Nun blieb mir also noch ein ganzer Nachmittg Zeit, noch einiges sonst so zu unternehmen. Doch daraus wurde nichts. San Diego nervte mich total. Diese Distanzen - und alles via Autobahn; a l l e s nur Autobahn. Dazu kam, dass die Verkehrsverbindungen der öffentlichen Transportmittel völlig miserabel, und deren Fahrpläne noch viel miserabler waren. Kam dazu, dass es dem Busfahrer erst wieder nach einer Stunde einfiel, dass er mir ja versprochen hatte, mich an der gewünschten Haltestelle rauszulassen und ich alles wieder, mit einem Bus, der nie kam, zurückfahren musste.
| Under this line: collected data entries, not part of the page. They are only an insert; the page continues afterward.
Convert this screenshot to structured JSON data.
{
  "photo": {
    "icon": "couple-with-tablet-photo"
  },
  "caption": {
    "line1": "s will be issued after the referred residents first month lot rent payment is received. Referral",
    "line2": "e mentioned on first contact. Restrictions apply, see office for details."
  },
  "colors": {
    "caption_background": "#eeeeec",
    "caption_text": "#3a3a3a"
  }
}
Zu allem Elend herrschte noch tropisches Klima, kam dazu, dass es an all diesen Haltestellen keinen einzigen Baum gab; weder ein Vordach noch irgendwo eine Beiz, ja nicht einmal eine Bank zum sitzen. Dabei konnten sich solche Wartezeiten gut und gerne auf eine Stunde erstrercken. Wenn der Weg, den ich zurücklegen wollte, auf der Karte, per Luftlinie einen Kilometer betrug, musste ich dafür via Autobahn mit mindestens deren siebzehn rechnen.

Sowas wie Taxis schien man in S.D, gar nicht zu kennen, und auch den Daumen konnte ich raushalten bis er blau war, anhalten tat hier keiner. Drum blieb als einziges Mittel mir noch: Relaxen - nur keine Panik. Ganz einfach den Zeitplan einer höheren Macht überlassen. Ich erinnerte mich, dass ich vor Wochen in Minneapolis in einer sehr ähnlichen Situation war, und dann doch alles geklappt hatte. Von dem Moment an, wo ich mir sagte: ''So, Liane, jetzt hilft nur noch Gottvertrauen'', war mein ganzes Problem gelöst, denn nicht nur, habe ich es auf diese Weise geschafft, Tim, über Mittag zu treffen, sondern - haargenau zur abgemachten Zeit - auch am Abend. Bestimmt gehört auch dieses Wunder nur all jenen Zufällen an, die für uns wohl für immer unergründlich bleiben.
Der Film dann, hinterliess in mir trotz allem, eher ambivalente Gefühle. Mir schien, R.D. verhielte sich darin, doch nicht ganz dem seinen Büchern entnommenen Credo entsprechend: Dass nämlich Erfahrungen etwas ganz persönliches seien, man solche in keinem Supermarkt einkaufen könne, sondern jeder Einzelne, immer seine eigenen macht. Im Film jedoch, entstand das Gefühl, R.D. wäre versucht, junge Leute eben doch zu beeinflussen. Und bei mir sträubt sich alles, was nur irgendwie von Ferne nach Sektierertum riecht. Mein Eindruck mag da vielleicht falsch gewesen sein.

Am Telefon in N.Y., hatte er mir damals versprochen, mich in der Schweiz besuchen zu kommen.
Inzwischen habe ich erfahren, er sei gestorben.
So werde ich nun nie seine ganze Wahrheit kennen.